When the range opens to 200 or 300 yards in open plains or hills, there is generally more time to take the shot, and having practiced, and been humbled, on 6" will yield great confidence and success, as straying a bit wider than 6" due to excitement, fatigue, wind, uncertain position, rush, etc. will still produce great killing shots on medium and larger PG.

I would recommend to start building the skills and confidence on 6" at 100 yards, because it represents the reality of hunting, and as skills and confidence grow, there is a lot more value in pushing the 6" plate to 200 and 300 yards than there is in reducing the size of the plate to 2" at 100 yards.

Just my $0.02, and to each their own :)
Some great advice on there. Thanks
 
My, how technology has progressed since I practiced for my first Cape Buff hunt!

All that I had was paper targets with pictures of the game. I accidentally used the wrong targets and practiced on smaller images intended to simulate distant game. That may have helped.

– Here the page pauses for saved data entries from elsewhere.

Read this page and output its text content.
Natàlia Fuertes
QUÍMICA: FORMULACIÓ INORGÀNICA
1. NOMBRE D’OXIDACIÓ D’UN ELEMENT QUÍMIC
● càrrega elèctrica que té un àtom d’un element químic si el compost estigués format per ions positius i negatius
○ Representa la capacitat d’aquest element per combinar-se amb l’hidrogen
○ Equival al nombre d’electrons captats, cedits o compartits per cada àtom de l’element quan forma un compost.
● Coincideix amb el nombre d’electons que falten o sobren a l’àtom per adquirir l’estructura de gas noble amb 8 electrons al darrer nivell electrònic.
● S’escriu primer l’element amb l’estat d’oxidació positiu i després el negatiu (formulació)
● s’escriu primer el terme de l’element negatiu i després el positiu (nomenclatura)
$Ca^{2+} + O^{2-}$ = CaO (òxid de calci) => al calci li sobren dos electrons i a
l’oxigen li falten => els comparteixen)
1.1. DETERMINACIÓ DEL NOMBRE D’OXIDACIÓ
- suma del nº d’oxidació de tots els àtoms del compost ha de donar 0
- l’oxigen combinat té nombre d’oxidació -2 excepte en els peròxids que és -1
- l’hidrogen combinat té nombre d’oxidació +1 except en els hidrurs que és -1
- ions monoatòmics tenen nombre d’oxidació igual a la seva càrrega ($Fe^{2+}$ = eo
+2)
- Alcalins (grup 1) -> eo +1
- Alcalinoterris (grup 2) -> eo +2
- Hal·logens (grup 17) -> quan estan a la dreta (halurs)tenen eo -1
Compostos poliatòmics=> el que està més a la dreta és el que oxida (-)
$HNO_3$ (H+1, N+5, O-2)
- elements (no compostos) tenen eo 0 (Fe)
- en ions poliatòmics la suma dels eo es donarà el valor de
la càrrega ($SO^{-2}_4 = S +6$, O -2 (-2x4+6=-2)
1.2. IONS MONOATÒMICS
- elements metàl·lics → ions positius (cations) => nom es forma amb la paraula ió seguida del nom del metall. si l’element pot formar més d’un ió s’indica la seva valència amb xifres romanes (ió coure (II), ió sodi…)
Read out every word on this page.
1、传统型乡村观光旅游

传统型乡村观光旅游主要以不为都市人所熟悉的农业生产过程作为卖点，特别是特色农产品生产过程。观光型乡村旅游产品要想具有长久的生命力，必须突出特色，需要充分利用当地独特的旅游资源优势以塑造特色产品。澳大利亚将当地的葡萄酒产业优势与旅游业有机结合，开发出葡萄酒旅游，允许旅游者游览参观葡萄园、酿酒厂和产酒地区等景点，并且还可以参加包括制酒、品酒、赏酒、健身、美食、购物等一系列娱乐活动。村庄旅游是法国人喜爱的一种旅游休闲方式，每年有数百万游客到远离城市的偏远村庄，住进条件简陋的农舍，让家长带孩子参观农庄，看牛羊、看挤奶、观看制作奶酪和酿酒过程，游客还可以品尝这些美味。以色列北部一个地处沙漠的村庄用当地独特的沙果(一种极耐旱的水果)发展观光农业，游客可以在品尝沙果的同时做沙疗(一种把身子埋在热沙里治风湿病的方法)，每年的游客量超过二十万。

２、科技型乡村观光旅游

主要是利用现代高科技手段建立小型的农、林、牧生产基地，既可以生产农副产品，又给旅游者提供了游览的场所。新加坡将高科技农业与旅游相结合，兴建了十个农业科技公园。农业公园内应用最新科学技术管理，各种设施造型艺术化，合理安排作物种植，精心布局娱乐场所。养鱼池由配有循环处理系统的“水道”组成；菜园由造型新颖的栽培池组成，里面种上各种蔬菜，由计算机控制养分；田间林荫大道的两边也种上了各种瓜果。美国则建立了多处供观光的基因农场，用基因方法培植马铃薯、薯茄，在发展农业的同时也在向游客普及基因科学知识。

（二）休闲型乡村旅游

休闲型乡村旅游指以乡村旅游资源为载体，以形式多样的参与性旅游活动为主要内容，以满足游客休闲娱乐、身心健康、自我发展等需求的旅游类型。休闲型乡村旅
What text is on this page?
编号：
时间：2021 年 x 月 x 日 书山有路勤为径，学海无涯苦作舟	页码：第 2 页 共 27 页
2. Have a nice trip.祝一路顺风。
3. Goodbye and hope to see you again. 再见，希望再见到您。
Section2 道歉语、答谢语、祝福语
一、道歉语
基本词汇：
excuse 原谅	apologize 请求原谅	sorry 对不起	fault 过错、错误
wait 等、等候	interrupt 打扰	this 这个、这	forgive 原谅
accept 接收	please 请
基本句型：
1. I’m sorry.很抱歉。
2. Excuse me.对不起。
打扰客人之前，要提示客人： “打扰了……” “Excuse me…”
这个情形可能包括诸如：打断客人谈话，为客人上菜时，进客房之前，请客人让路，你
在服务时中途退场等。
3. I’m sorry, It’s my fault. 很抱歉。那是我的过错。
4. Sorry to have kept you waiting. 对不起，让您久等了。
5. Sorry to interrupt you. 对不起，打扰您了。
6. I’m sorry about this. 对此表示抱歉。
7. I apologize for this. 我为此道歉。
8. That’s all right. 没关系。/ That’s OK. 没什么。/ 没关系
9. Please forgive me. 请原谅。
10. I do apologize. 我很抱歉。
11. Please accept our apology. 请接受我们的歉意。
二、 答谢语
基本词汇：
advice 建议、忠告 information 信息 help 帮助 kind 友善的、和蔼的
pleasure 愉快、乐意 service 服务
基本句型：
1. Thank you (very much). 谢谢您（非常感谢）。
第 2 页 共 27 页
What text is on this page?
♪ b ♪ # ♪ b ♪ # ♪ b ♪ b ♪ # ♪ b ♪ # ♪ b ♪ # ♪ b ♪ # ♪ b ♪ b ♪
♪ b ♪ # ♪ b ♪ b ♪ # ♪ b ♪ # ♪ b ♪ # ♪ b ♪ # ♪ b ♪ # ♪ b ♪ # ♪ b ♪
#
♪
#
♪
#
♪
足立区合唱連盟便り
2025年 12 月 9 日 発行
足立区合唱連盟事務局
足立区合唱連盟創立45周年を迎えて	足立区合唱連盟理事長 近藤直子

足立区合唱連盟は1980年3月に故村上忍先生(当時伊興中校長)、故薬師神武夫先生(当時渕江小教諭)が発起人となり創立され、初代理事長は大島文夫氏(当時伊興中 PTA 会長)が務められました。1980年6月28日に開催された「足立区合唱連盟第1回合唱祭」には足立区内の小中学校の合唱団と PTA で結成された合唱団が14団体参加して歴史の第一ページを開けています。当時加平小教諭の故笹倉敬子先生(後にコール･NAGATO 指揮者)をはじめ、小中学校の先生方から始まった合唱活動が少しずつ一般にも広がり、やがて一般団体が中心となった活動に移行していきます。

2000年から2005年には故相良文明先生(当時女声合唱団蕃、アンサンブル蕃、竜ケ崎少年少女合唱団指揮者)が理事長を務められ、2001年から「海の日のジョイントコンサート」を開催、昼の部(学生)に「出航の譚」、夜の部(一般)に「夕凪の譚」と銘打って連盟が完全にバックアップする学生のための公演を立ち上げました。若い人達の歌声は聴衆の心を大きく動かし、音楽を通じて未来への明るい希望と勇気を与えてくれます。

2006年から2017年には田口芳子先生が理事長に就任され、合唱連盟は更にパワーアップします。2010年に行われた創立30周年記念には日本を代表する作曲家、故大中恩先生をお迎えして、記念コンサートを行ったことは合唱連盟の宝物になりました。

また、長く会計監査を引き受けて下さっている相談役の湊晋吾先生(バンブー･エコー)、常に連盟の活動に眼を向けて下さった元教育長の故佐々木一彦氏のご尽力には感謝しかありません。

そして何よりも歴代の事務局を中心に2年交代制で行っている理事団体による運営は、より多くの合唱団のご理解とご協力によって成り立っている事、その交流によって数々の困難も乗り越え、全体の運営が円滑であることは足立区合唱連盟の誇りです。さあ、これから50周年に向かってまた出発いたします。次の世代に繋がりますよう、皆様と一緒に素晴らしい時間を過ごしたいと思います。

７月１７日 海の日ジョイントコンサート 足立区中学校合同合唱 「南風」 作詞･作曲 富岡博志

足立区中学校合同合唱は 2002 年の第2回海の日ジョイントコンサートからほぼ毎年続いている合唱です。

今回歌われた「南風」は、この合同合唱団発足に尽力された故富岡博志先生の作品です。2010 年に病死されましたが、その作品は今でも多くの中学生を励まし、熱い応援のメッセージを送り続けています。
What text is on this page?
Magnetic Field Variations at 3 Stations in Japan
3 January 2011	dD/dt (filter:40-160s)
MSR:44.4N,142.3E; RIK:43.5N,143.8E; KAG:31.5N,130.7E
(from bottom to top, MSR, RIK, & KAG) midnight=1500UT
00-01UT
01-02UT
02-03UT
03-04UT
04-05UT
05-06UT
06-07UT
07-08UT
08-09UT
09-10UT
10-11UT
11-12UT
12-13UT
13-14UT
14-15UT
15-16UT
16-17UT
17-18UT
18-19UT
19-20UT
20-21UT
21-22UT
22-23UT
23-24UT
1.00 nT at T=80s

For the first run through, my PH friend , Joe,, had me approach the sticks from different angles "see the game" and then place my rifle on sticks and fire my first shot, followed by two more shots. I did this by myself two to three times per week for a month and then packed up and flew to RSA.

When it became real, all went well as if I had been doing it for years. PH told me where my bullet should exit , I picked the entry point and shot, the 400 grain Woodie went through the heart and exited between the front legs, and it was all downhill from there.
I just love it when a plan comes together!
I was thinking of having a buddy put on some buddy armor and a buffalo costume and then charge me
 
Another fun way would be to get your target and place some tenerrite in the vital areas, if a cape buffalo or elephant int the brain region for a charge.
If you hit it the effect will be instant and dramatic plus a bloody good hoot.
Bob
 
Just regular paper targets and a spotting scope will work just as well. Not to mention you can tell how you are doing from session to session and measure progress.

That way every round has a purpose instead of turning $$$$ to noise.